Bugün, biliyorsunuz, Türkiye İstatistik Kurumu enflasyon rakamlarını açıkladı. TÜİK'in makyajlı enflasyon rakamlarına göre TÜFE yüzde 49'a geldi, ÜFE de yüzde 94'e ulaştı. Bunlar, tabii hepimiz biliyoruz ki son yirmi yılın en yüksek rakamları. Hatta ENAG'a göre enflasyon yüzde 115. Yine belki daha ilginç olanı, son iki aydaki TÜİK rakamlarına göre, tüketici fiyat artışı yüzde 26,2 olmuştur yani maaşların ve ücretlerin maalesef hepsi erimiş gitmiştir, verilen artışların hiçbir anlamı kalmamıştır. Türkiye enflasyon ve kur sarmalına girmiştir fakat bunlara yönelik olarak Hükûmetin hiçbir programı maalesef yoktur. Bu anlamda, Sayın Genel Başkanımız grup toplantımızda ifade etmişti, asgari ücretin yılın başında bir defa belirlenmesi artık bu enflasyonist ortamda hiç doğru değildir çünkü yılın başında belirlenen asgari ücret yıl daha ortasını bulmadan eriyip gitmiştir. Zaten şu anda baktığımızda, daha ocak ayında TÜRK-İŞ'in belirlediği açlık sınırının altında olan bir asgari ücreti görüyoruz, bundan sonraki aylarda da altında kalacaktır ve bu fark açılacaktır. Dolayısıyla yapılması gereken şey -bugün bununla ilgili de bir kanun teklifi verdik biz- asgari ücret üç ayda bir yenilenmelidir.

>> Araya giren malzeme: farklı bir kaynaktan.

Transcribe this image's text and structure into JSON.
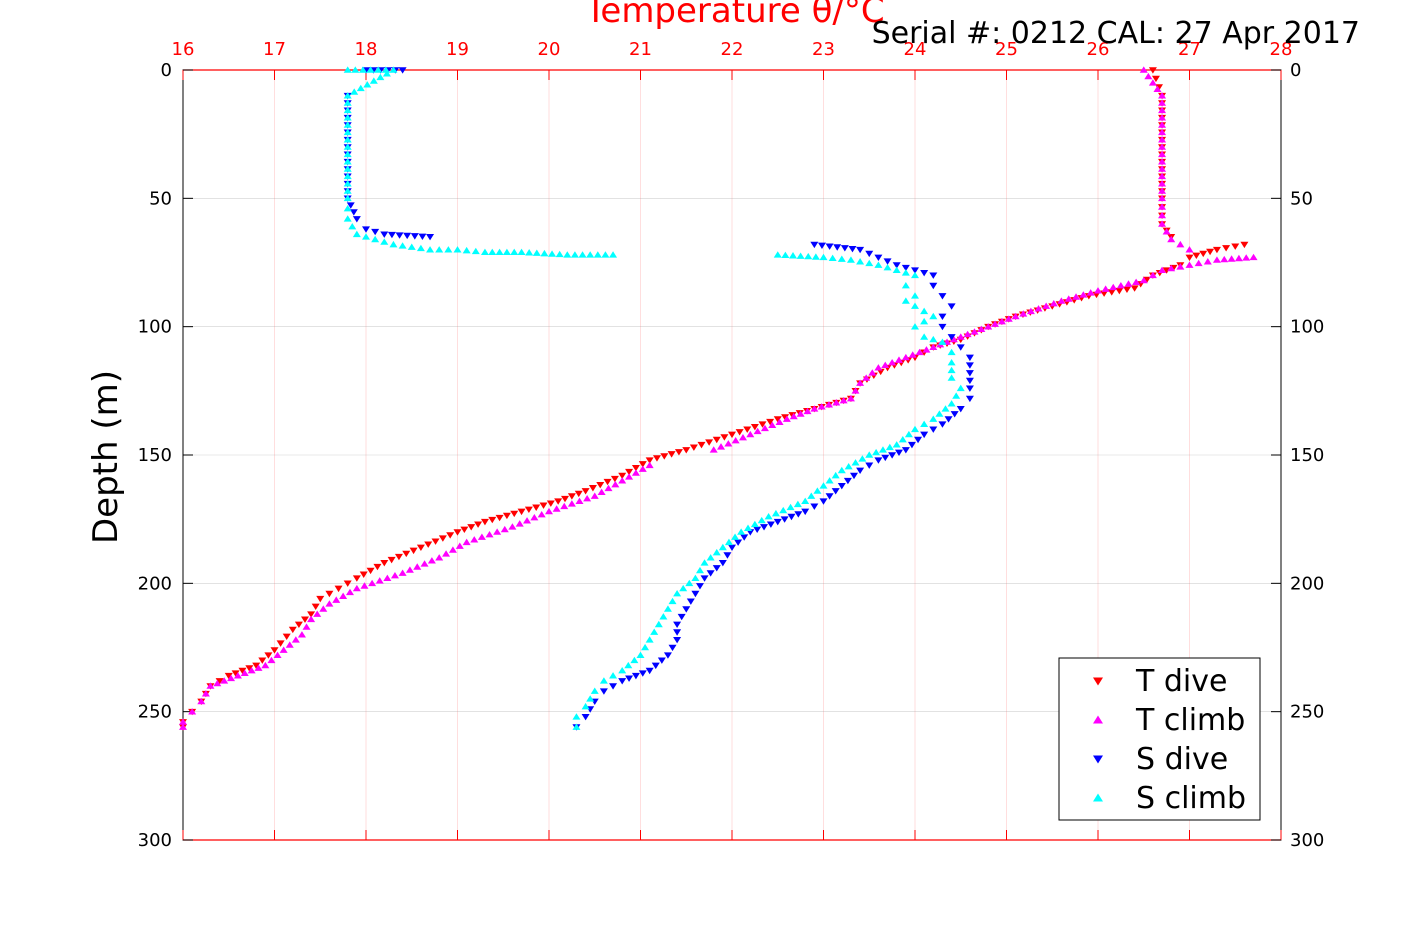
{
  "chart_data": {
    "type": "scatter",
    "title": "Temperature θ/°C",
    "serial_label": "Serial #: 0212  CAL: 27 Apr 2017",
    "ylabel": "Depth (m)",
    "xlabel": "",
    "xlim": [
      16,
      28
    ],
    "ylim": [
      0,
      300
    ],
    "y_reversed": true,
    "x_ticks": [
      16,
      17,
      18,
      19,
      20,
      21,
      22,
      23,
      24,
      25,
      26,
      27,
      28
    ],
    "y_ticks": [
      0,
      50,
      100,
      150,
      200,
      250,
      300
    ],
    "grid": true,
    "legend_position": "bottom-right",
    "series": [
      {
        "name": "T dive",
        "color": "#ff0000",
        "marker": "triangle-down",
        "points": [
          [
            26.6,
            0
          ],
          [
            26.7,
            10
          ],
          [
            26.7,
            30
          ],
          [
            26.7,
            50
          ],
          [
            26.7,
            60
          ],
          [
            26.8,
            65
          ],
          [
            27.6,
            68
          ],
          [
            27.3,
            70
          ],
          [
            27.0,
            73
          ],
          [
            26.9,
            76
          ],
          [
            26.6,
            80
          ],
          [
            26.4,
            85
          ],
          [
            25.9,
            88
          ],
          [
            25.5,
            92
          ],
          [
            25.1,
            96
          ],
          [
            24.8,
            100
          ],
          [
            24.5,
            105
          ],
          [
            24.2,
            108
          ],
          [
            24.0,
            112
          ],
          [
            23.7,
            116
          ],
          [
            23.4,
            122
          ],
          [
            23.3,
            128
          ],
          [
            22.9,
            132
          ],
          [
            22.5,
            136
          ],
          [
            22.0,
            142
          ],
          [
            21.5,
            148
          ],
          [
            21.1,
            152
          ],
          [
            20.8,
            158
          ],
          [
            20.4,
            164
          ],
          [
            20.1,
            168
          ],
          [
            19.7,
            172
          ],
          [
            19.3,
            176
          ],
          [
            19.0,
            180
          ],
          [
            18.6,
            186
          ],
          [
            18.2,
            192
          ],
          [
            17.9,
            198
          ],
          [
            17.7,
            202
          ],
          [
            17.5,
            206
          ],
          [
            17.4,
            212
          ],
          [
            17.2,
            218
          ],
          [
            17.0,
            226
          ],
          [
            16.8,
            232
          ],
          [
            16.5,
            236
          ],
          [
            16.3,
            240
          ],
          [
            16.2,
            246
          ],
          [
            16.1,
            250
          ],
          [
            16.0,
            254
          ],
          [
            16.0,
            256
          ]
        ]
      },
      {
        "name": "T climb",
        "color": "#ff00ff",
        "marker": "triangle-up",
        "points": [
          [
            26.5,
            0
          ],
          [
            26.7,
            10
          ],
          [
            26.7,
            30
          ],
          [
            26.7,
            50
          ],
          [
            26.7,
            60
          ],
          [
            26.8,
            66
          ],
          [
            27.0,
            70
          ],
          [
            27.7,
            73
          ],
          [
            27.3,
            74
          ],
          [
            27.0,
            76
          ],
          [
            26.7,
            78
          ],
          [
            26.5,
            82
          ],
          [
            26.0,
            86
          ],
          [
            25.6,
            90
          ],
          [
            25.1,
            96
          ],
          [
            24.8,
            100
          ],
          [
            24.5,
            104
          ],
          [
            24.2,
            108
          ],
          [
            23.9,
            112
          ],
          [
            23.6,
            116
          ],
          [
            23.4,
            122
          ],
          [
            23.3,
            128
          ],
          [
            22.9,
            132
          ],
          [
            22.6,
            136
          ],
          [
            22.2,
            142
          ],
          [
            21.8,
            148
          ],
          [
            21.1,
            154
          ],
          [
            20.8,
            160
          ],
          [
            20.5,
            166
          ],
          [
            20.0,
            172
          ],
          [
            19.6,
            178
          ],
          [
            19.1,
            184
          ],
          [
            18.8,
            190
          ],
          [
            18.4,
            196
          ],
          [
            17.9,
            202
          ],
          [
            17.6,
            208
          ],
          [
            17.4,
            214
          ],
          [
            17.3,
            220
          ],
          [
            17.1,
            226
          ],
          [
            16.9,
            232
          ],
          [
            16.6,
            236
          ],
          [
            16.3,
            240
          ],
          [
            16.2,
            246
          ],
          [
            16.1,
            250
          ],
          [
            16.0,
            254
          ],
          [
            16.0,
            256
          ]
        ]
      },
      {
        "name": "S dive",
        "color": "#0000ff",
        "marker": "triangle-down",
        "points": [
          [
            18.0,
            0
          ],
          [
            18.4,
            0
          ],
          [
            17.8,
            10
          ],
          [
            17.8,
            30
          ],
          [
            17.8,
            50
          ],
          [
            17.9,
            58
          ],
          [
            18.0,
            62
          ],
          [
            18.2,
            64
          ],
          [
            18.7,
            65
          ],
          [
            22.9,
            68
          ],
          [
            23.4,
            70
          ],
          [
            23.6,
            73
          ],
          [
            23.8,
            76
          ],
          [
            24.0,
            78
          ],
          [
            24.2,
            80
          ],
          [
            24.2,
            84
          ],
          [
            24.3,
            88
          ],
          [
            24.4,
            92
          ],
          [
            24.3,
            96
          ],
          [
            24.3,
            100
          ],
          [
            24.4,
            104
          ],
          [
            24.5,
            108
          ],
          [
            24.6,
            112
          ],
          [
            24.6,
            118
          ],
          [
            24.6,
            124
          ],
          [
            24.6,
            128
          ],
          [
            24.5,
            132
          ],
          [
            24.3,
            138
          ],
          [
            24.1,
            142
          ],
          [
            23.9,
            148
          ],
          [
            23.6,
            152
          ],
          [
            23.4,
            156
          ],
          [
            23.2,
            162
          ],
          [
            23.0,
            168
          ],
          [
            22.8,
            172
          ],
          [
            22.5,
            176
          ],
          [
            22.2,
            180
          ],
          [
            22.0,
            186
          ],
          [
            21.9,
            192
          ],
          [
            21.7,
            198
          ],
          [
            21.6,
            204
          ],
          [
            21.5,
            210
          ],
          [
            21.4,
            216
          ],
          [
            21.4,
            222
          ],
          [
            21.3,
            228
          ],
          [
            21.1,
            234
          ],
          [
            20.8,
            238
          ],
          [
            20.6,
            242
          ],
          [
            20.5,
            246
          ],
          [
            20.4,
            252
          ],
          [
            20.3,
            256
          ]
        ]
      },
      {
        "name": "S climb",
        "color": "#00ffff",
        "marker": "triangle-up",
        "points": [
          [
            17.8,
            0
          ],
          [
            18.3,
            0
          ],
          [
            17.8,
            10
          ],
          [
            17.8,
            30
          ],
          [
            17.8,
            50
          ],
          [
            17.8,
            58
          ],
          [
            17.9,
            64
          ],
          [
            18.1,
            66
          ],
          [
            18.3,
            68
          ],
          [
            18.5,
            69
          ],
          [
            18.7,
            70
          ],
          [
            19.0,
            70
          ],
          [
            19.3,
            71
          ],
          [
            19.7,
            71
          ],
          [
            20.2,
            72
          ],
          [
            20.7,
            72
          ],
          [
            22.5,
            72
          ],
          [
            23.0,
            73
          ],
          [
            23.3,
            74
          ],
          [
            23.6,
            76
          ],
          [
            23.8,
            78
          ],
          [
            24.0,
            80
          ],
          [
            23.9,
            84
          ],
          [
            24.0,
            88
          ],
          [
            23.9,
            90
          ],
          [
            24.1,
            94
          ],
          [
            24.2,
            96
          ],
          [
            24.1,
            98
          ],
          [
            24.0,
            100
          ],
          [
            24.1,
            104
          ],
          [
            24.3,
            106
          ],
          [
            24.4,
            110
          ],
          [
            24.4,
            114
          ],
          [
            24.4,
            120
          ],
          [
            24.5,
            124
          ],
          [
            24.4,
            130
          ],
          [
            24.2,
            136
          ],
          [
            24.0,
            140
          ],
          [
            23.8,
            146
          ],
          [
            23.5,
            150
          ],
          [
            23.2,
            156
          ],
          [
            23.0,
            162
          ],
          [
            22.8,
            168
          ],
          [
            22.4,
            174
          ],
          [
            22.1,
            180
          ],
          [
            21.9,
            186
          ],
          [
            21.7,
            192
          ],
          [
            21.6,
            198
          ],
          [
            21.4,
            204
          ],
          [
            21.3,
            210
          ],
          [
            21.2,
            216
          ],
          [
            21.1,
            222
          ],
          [
            21.0,
            228
          ],
          [
            20.8,
            234
          ],
          [
            20.6,
            238
          ],
          [
            20.5,
            242
          ],
          [
            20.4,
            248
          ],
          [
            20.3,
            252
          ],
          [
            20.3,
            256
          ]
        ]
      }
    ]
  }
}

Sayın Başkan, birkaç gün önce Ticaret Bakanının bu dış ticaret rakamlarına ilişkin açıklamalarını maalesef üzüntüyle izledik çünkü ihracattan bahseden fakat ithalattan hiçbir şekilde bahsetmeyen bir Ticaret Bakanı var.

(Mikrofon otomatik cihaz tarafından kapatıldı)

BAŞKAN - Tamamlayın sözlerinizi, buyurun.

ERHAN USTA (Samsun) - Maalesef, övünerek "İhracat yüzde 17,6 arttı." demiştir fakat aynı anda ithalatın yüzde 55,2 artmasından bahsetmemiştir. "İhracat, tüm zamanların en yüksek ocak ayı ihracatı oldu." demiştir ama tüm zamanların en yüksek ithalat rakamından bahsetmemiştir. Hatta bir şey daha söyleyeyim ben: Mevsimsel düzeltilmiş verilere göre son on beş yılın en yüksek aylık dış ticaret açığı verilmiştir. Bu, şunu da gösteriyor: Hükûmet bir model ortaya koydu "Enflasyonla doğrudan mücadeleyi bıraktım, biz bundan sonra enflasyonla dolaylı, üretim üzerinden ve cari açık üzerinden bir mücadele yapacağız." dedi. Bu modelin de çöktüğünü çok net bir şekilde biz görüyoruz. Dolayısıyla, bu modellerin çalışması mümkün değildir; yapılması gereken şey, kapsamlı bir enflasyonla mücadele programının uygulanmasıdır.

Teşekkür ederim Sayın Başkan.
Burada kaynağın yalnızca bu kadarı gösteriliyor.